Historically speaking, Kilpatrick will be the 16th dean of the college, which was officially established as a college with its own dean in 1920. Each dean has served the University and the college well, often during exciting times. For example, the original Engineering Hall was destroyed and a new hall (the current Cushing Hall of Engineering) constructed during the tenure of Rev. Thomas A. Steiner, C.S.C. Under Donald C. Jackson, the fourth dean of engineering, Notre Dame received its first accreditations for its engineering programs.
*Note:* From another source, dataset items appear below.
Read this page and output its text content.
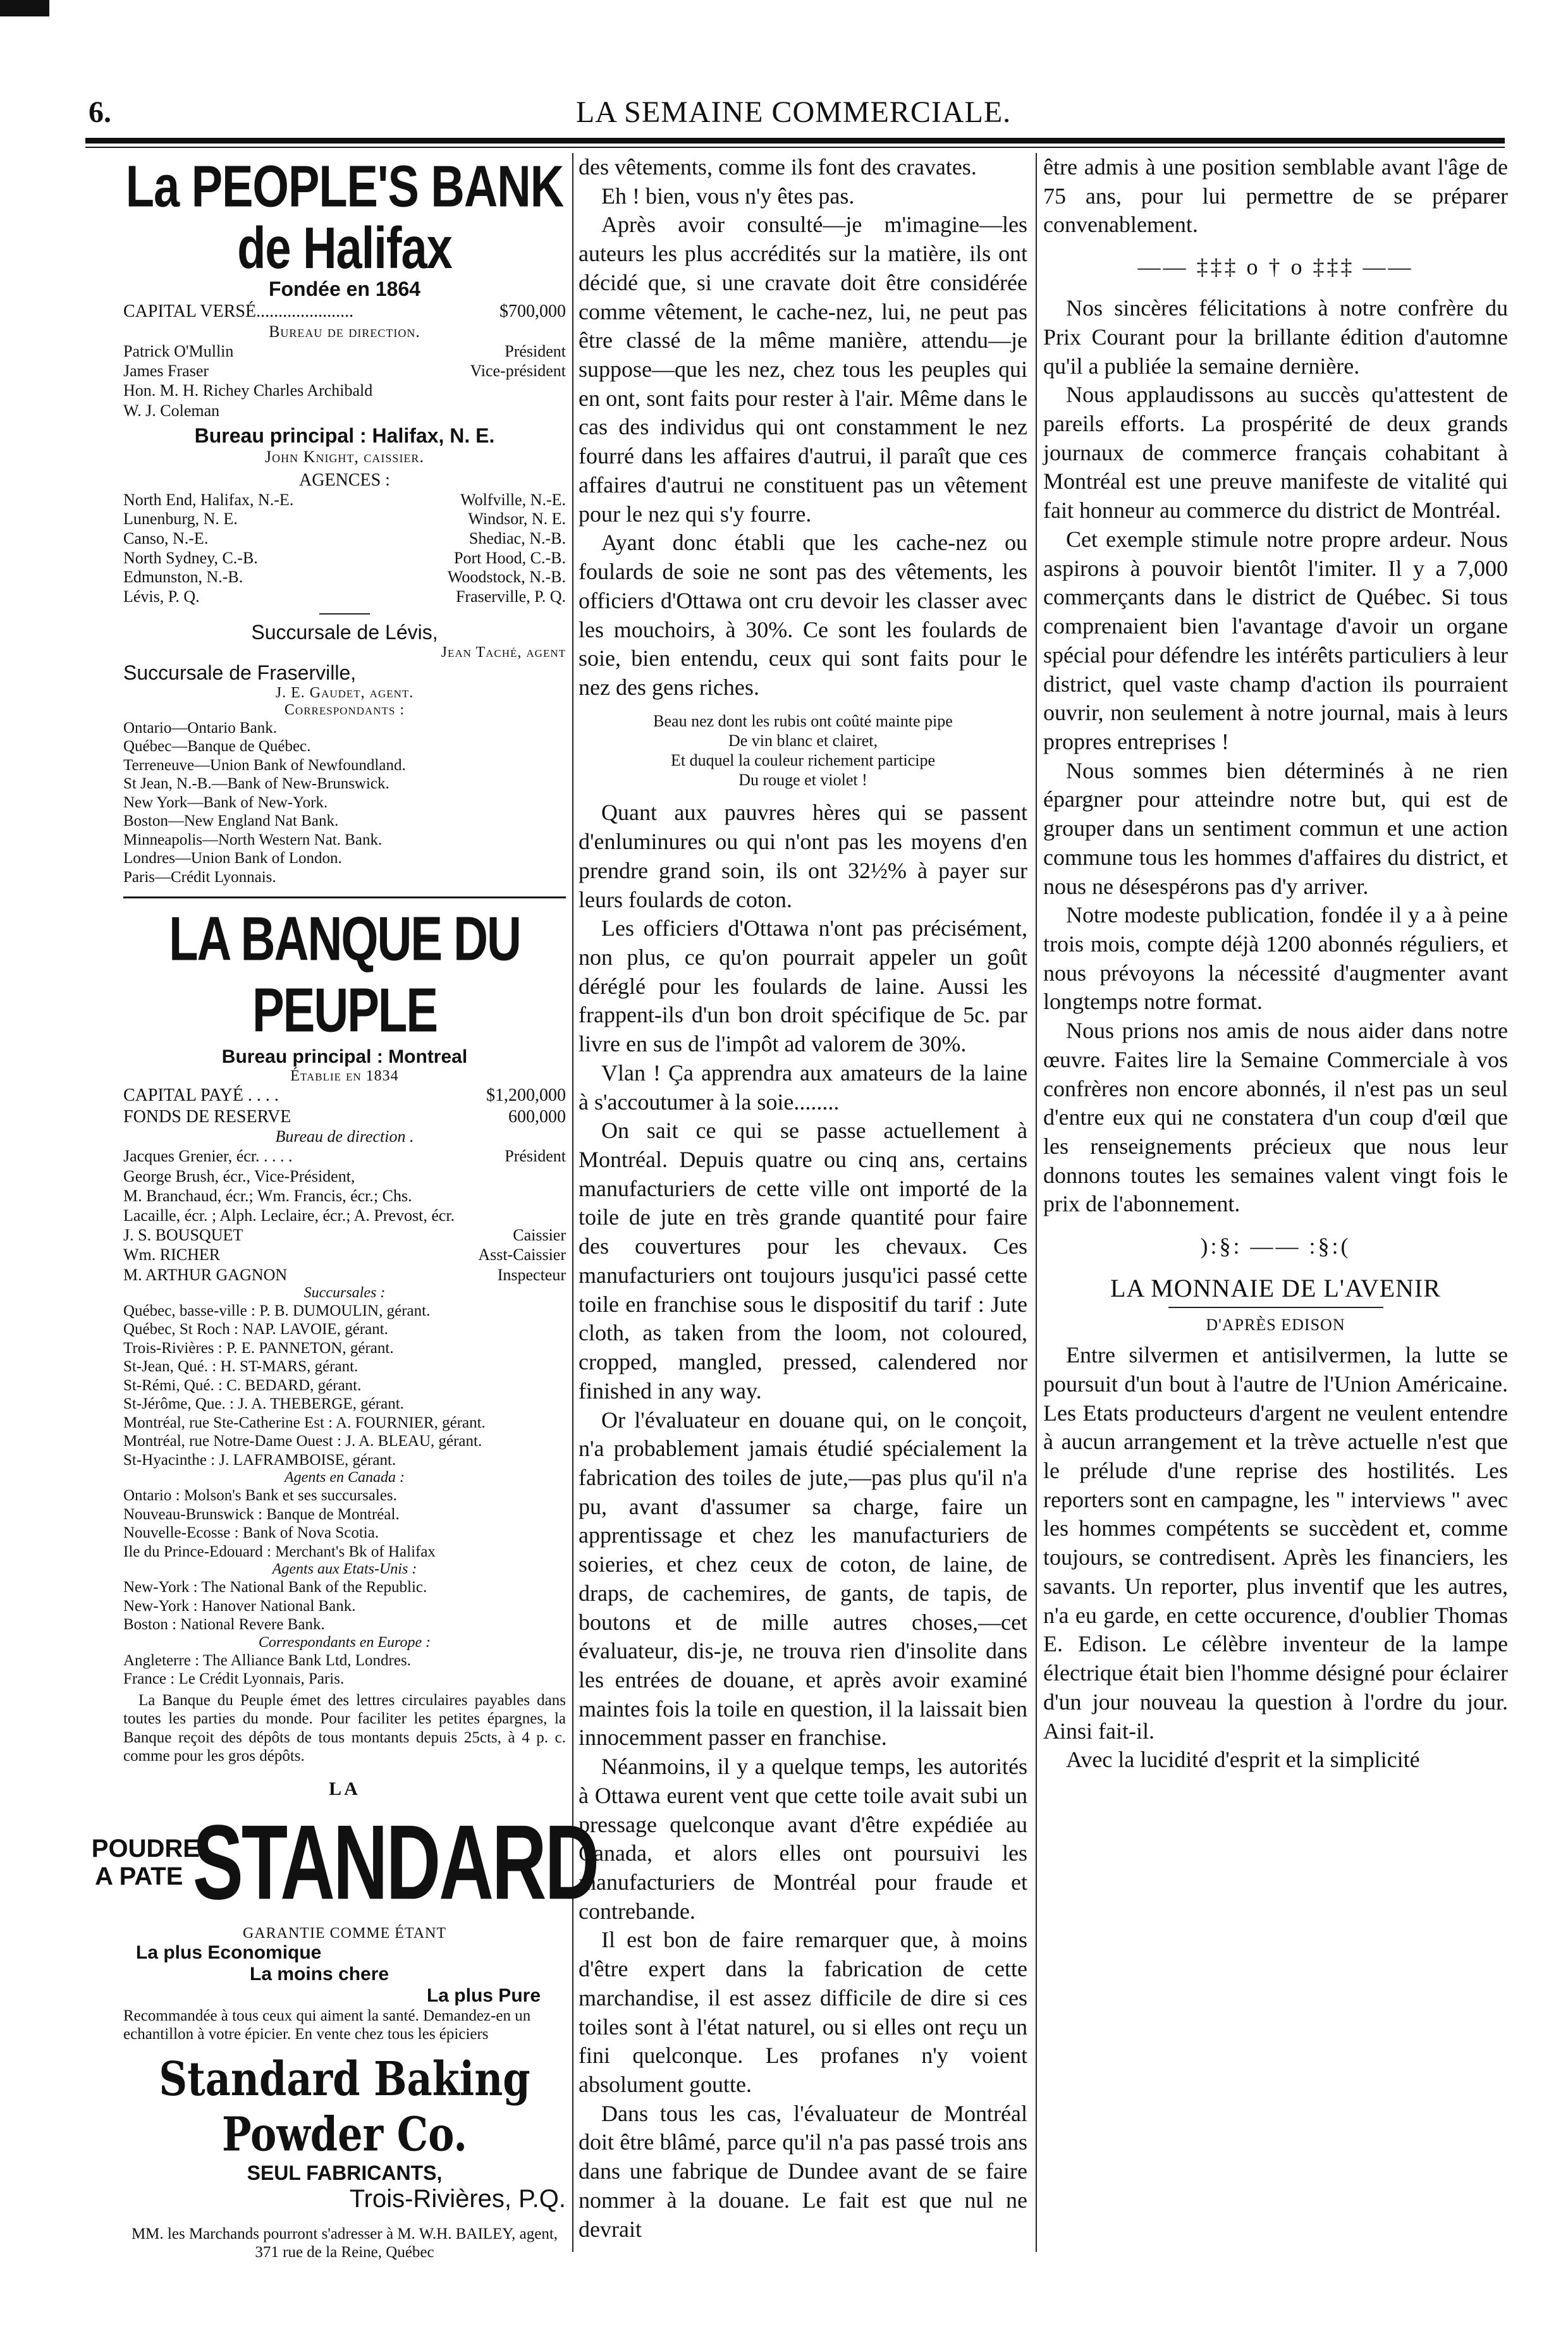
6.	LA SEMAINE COMMERCIALE.
La PEOPLE'S BANK de Halifax
Fondée en 1864
CAPITAL VERSÉ......................	$700,000
Bureau de direction.
Patrick O'Mullin	Président
James Fraser	Vice-président
Hon. M. H. Richey Charles Archibald
W. J. Coleman
Bureau principal : Halifax, N. E.
John Knight, caissier.
AGENCES :
North End, Halifax, N.-E.	Wolfville, N.-E.
Lunenburg, N. E.	Windsor, N. E.
Canso, N.-E.	Shediac, N.-B.
North Sydney, C.-B.	Port Hood, C.-B.
Edmunston, N.-B.	Woodstock, N.-B.
Lévis, P. Q.	Fraserville, P. Q.
Succursale de Lévis,
Jean Taché, agent
Succursale de Fraserville,
J. E. Gaudet, agent.
Correspondants :
Ontario—Ontario Bank.
Québec—Banque de Québec.
Terreneuve—Union Bank of Newfoundland.
St Jean, N.-B.—Bank of New-Brunswick.
New York—Bank of New-York.
Boston—New England Nat Bank.
Minneapolis—North Western Nat. Bank.
Londres—Union Bank of London.
Paris—Crédit Lyonnais.
LA BANQUE DU PEUPLE
Bureau principal : Montreal
Établie en 1834
CAPITAL PAYÉ . . . .	$1,200,000
FONDS DE RESERVE	600,000
Bureau de direction .
Jacques Grenier, écr. . . . .	Président
George Brush, écr., Vice-Président,
M. Branchaud, écr.; Wm. Francis, écr.; Chs.
Lacaille, écr. ; Alph. Leclaire, écr.; A. Prevost, écr.
J. S. BOUSQUET	Caissier
Wm. RICHER	Asst-Caissier
M. ARTHUR GAGNON	Inspecteur
Succursales :
Québec, basse-ville : P. B. DUMOULIN, gérant.
Québec, St Roch : NAP. LAVOIE, gérant.
Trois-Rivières : P. E. PANNETON, gérant.
St-Jean, Qué. : H. ST-MARS, gérant.
St-Rémi, Qué. : C. BEDARD, gérant.
St-Jérôme, Que. : J. A. THEBERGE, gérant.
Montréal, rue Ste-Catherine Est : A. FOURNIER, gérant.
Montréal, rue Notre-Dame Ouest : J. A. BLEAU, gérant.
St-Hyacinthe : J. LAFRAMBOISE, gérant.
Agents en Canada :
Ontario : Molson's Bank et ses succursales.
Nouveau-Brunswick : Banque de Montréal.
Nouvelle-Ecosse : Bank of Nova Scotia.
Ile du Prince-Edouard : Merchant's Bk of Halifax
Agents aux Etats-Unis :
New-York : The National Bank of the Republic.
New-York : Hanover National Bank.
Boston : National Revere Bank.
Correspondants en Europe :
Angleterre : The Alliance Bank Ltd, Londres.
France : Le Crédit Lyonnais, Paris.
La Banque du Peuple émet des lettres circulaires payables dans toutes les parties du monde. Pour faciliter les petites épargnes, la Banque reçoit des dépôts de tous montants depuis 25cts, à 4 p. c. comme pour les gros dépôts.
LA
POUDRE A PATE STANDARD
GARANTIE COMME ÉTANT
La plus Economique
La moins chere
La plus Pure
Recommandée à tous ceux qui aiment la santé. Demandez-en un echantillon à votre épicier. En vente chez tous les épiciers
Standard Baking Powder Co.
SEUL FABRICANTS,
Trois-Rivières, P.Q.
MM. les Marchands pourront s'adresser à M. W.H. BAILEY, agent, 371 rue de la Reine, Québec

des vêtements, comme ils font des cravates.

Eh ! bien, vous n'y êtes pas.

Après avoir consulté—je m'imagine—les auteurs les plus accrédités sur la matière, ils ont décidé que, si une cravate doit être considérée comme vêtement, le cache-nez, lui, ne peut pas être classé de la même manière, attendu—je suppose—que les nez, chez tous les peuples qui en ont, sont faits pour rester à l'air. Même dans le cas des individus qui ont constamment le nez fourré dans les affaires d'autrui, il paraît que ces affaires d'autrui ne constituent pas un vêtement pour le nez qui s'y fourre.

Ayant donc établi que les cache-nez ou foulards de soie ne sont pas des vêtements, les officiers d'Ottawa ont cru devoir les classer avec les mouchoirs, à 30%. Ce sont les foulards de soie, bien entendu, ceux qui sont faits pour le nez des gens riches.

Beau nez dont les rubis ont coûté mainte pipe
De vin blanc et clairet,
Et duquel la couleur richement participe
Du rouge et violet !

Quant aux pauvres hères qui se passent d'enluminures ou qui n'ont pas les moyens d'en prendre grand soin, ils ont 32½% à payer sur leurs foulards de coton.

Les officiers d'Ottawa n'ont pas précisément, non plus, ce qu'on pourrait appeler un goût déréglé pour les foulards de laine. Aussi les frappent-ils d'un bon droit spécifique de 5c. par livre en sus de l'impôt ad valorem de 30%.

Vlan ! Ça apprendra aux amateurs de la laine à s'accoutumer à la soie........

On sait ce qui se passe actuellement à Montréal. Depuis quatre ou cinq ans, certains manufacturiers de cette ville ont importé de la toile de jute en très grande quantité pour faire des couvertures pour les chevaux. Ces manufacturiers ont toujours jusqu'ici passé cette toile en franchise sous le dispositif du tarif : Jute cloth, as taken from the loom, not coloured, cropped, mangled, pressed, calendered nor finished in any way.

Or l'évaluateur en douane qui, on le conçoit, n'a probablement jamais étudié spécialement la fabrication des toiles de jute,—pas plus qu'il n'a pu, avant d'assumer sa charge, faire un apprentissage et chez les manufacturiers de soieries, et chez ceux de coton, de laine, de draps, de cachemires, de gants, de tapis, de boutons et de mille autres choses,—cet évaluateur, dis-je, ne trouva rien d'insolite dans les entrées de douane, et après avoir examiné maintes fois la toile en question, il la laissait bien innocemment passer en franchise.

Néanmoins, il y a quelque temps, les autorités à Ottawa eurent vent que cette toile avait subi un pressage quelconque avant d'être expédiée au Canada, et alors elles ont poursuivi les manufacturiers de Montréal pour fraude et contrebande.

Il est bon de faire remarquer que, à moins d'être expert dans la fabrication de cette marchandise, il est assez difficile de dire si ces toiles sont à l'état naturel, ou si elles ont reçu un fini quelconque. Les profanes n'y voient absolument goutte.

Dans tous les cas, l'évaluateur de Montréal doit être blâmé, parce qu'il n'a pas passé trois ans dans une fabrique de Dundee avant de se faire nommer à la douane. Le fait est que nul ne devrait

être admis à une position semblable avant l'âge de 75 ans, pour lui permettre de se préparer convenablement.

—— ‡‡‡ o † o ‡‡‡ ——

Nos sincères félicitations à notre confrère du Prix Courant pour la brillante édition d'automne qu'il a publiée la semaine dernière.

Nous applaudissons au succès qu'attestent de pareils efforts. La prospérité de deux grands journaux de commerce français cohabitant à Montréal est une preuve manifeste de vitalité qui fait honneur au commerce du district de Montréal.

Cet exemple stimule notre propre ardeur. Nous aspirons à pouvoir bientôt l'imiter. Il y a 7,000 commerçants dans le district de Québec. Si tous comprenaient bien l'avantage d'avoir un organe spécial pour défendre les intérêts particuliers à leur district, quel vaste champ d'action ils pourraient ouvrir, non seulement à notre journal, mais à leurs propres entreprises !

Nous sommes bien déterminés à ne rien épargner pour atteindre notre but, qui est de grouper dans un sentiment commun et une action commune tous les hommes d'affaires du district, et nous ne désespérons pas d'y arriver.

Notre modeste publication, fondée il y a à peine trois mois, compte déjà 1200 abonnés réguliers, et nous prévoyons la nécessité d'augmenter avant longtemps notre format.

Nous prions nos amis de nous aider dans notre œuvre. Faites lire la Semaine Commerciale à vos confrères non encore abonnés, il n'est pas un seul d'entre eux qui ne constatera d'un coup d'œil que les renseignements précieux que nous leur donnons toutes les semaines valent vingt fois le prix de l'abonnement.

):§: —— :§:(
LA MONNAIE DE L'AVENIR
D'APRÈS EDISON

Entre silvermen et antisilvermen, la lutte se poursuit d'un bout à l'autre de l'Union Américaine. Les Etats producteurs d'argent ne veulent entendre à aucun arrangement et la trève actuelle n'est que le prélude d'une reprise des hostilités. Les reporters sont en campagne, les " interviews " avec les hommes compétents se succèdent et, comme toujours, se contredisent. Après les financiers, les savants. Un reporter, plus inventif que les autres, n'a eu garde, en cette occurence, d'oublier Thomas E. Edison. Le célèbre inventeur de la lampe électrique était bien l'homme désigné pour éclairer d'un jour nouveau la question à l'ordre du jour. Ainsi fait-il.

Avec la lucidité d'esprit et la simplicité
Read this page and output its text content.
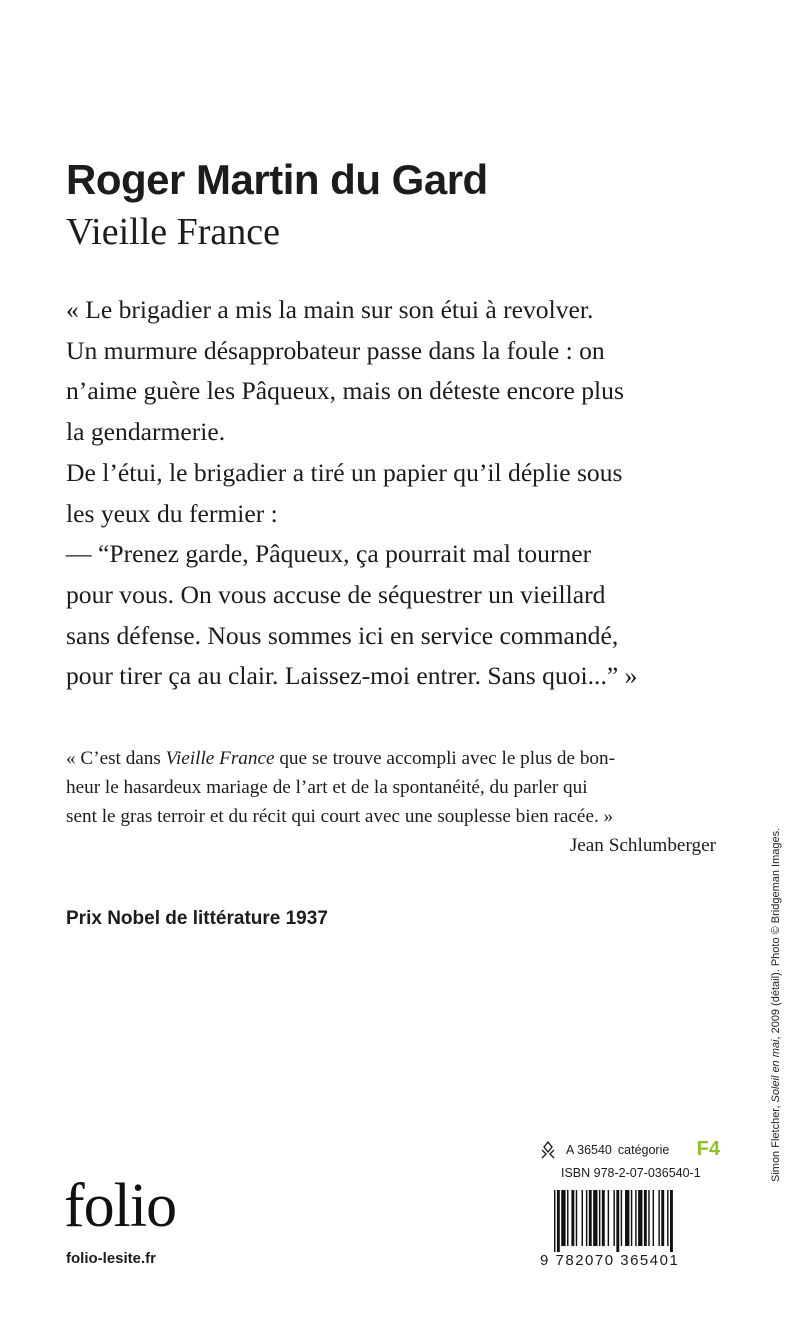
Roger Martin du Gard
Vieille France
« Le brigadier a mis la main sur son étui à revolver.
Un murmure désapprobateur passe dans la foule : on
n’aime guère les Pâqueux, mais on déteste encore plus
la gendarmerie.
De l’étui, le brigadier a tiré un papier qu’il déplie sous
les yeux du fermier :
— “Prenez garde, Pâqueux, ça pourrait mal tourner
pour vous. On vous accuse de séquestrer un vieillard
sans défense. Nous sommes ici en service commandé,
pour tirer ça au clair. Laissez-moi entrer. Sans quoi...” »
« C’est dans Vieille France que se trouve accompli avec le plus de bon-
heur le hasardeux mariage de l’art et de la spontanéité, du parler qui
sent le gras terroir et du récit qui court avec une souplesse bien racée. »
Jean Schlumberger
Prix Nobel de littérature 1937
Simon Fletcher, Soleil en mai, 2009 (détail). Photo © Bridgeman Images.
folio
folio-lesite.fr
A 36540 catégorie F4
ISBN 978-2-07-036540-1
9 782070 365401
The first supersonic smoke tunnel in the United States was constructed on campus in 1959. Fitzpatrick Hall of Engineering was dedicated in 1979 and the Hessert Laboratory for Aerospace Research in 1991. There have also been numerous innovations over the years, such as the development of Quantum-dot Cellular Automata, the design of novel technologies to address the nationwide problem of combined sewer overflow, the demonstration of magnetic logic, the discovery of a new class of materials (actinyl peroxide compounds), and the design of a number of ionic liquids that dissolve carbon dioxide (applications for clean coal technologies). All testify to a forward-thinking administration and dedicated faculty in the College of Engineering. All point to a future as exciting as the past.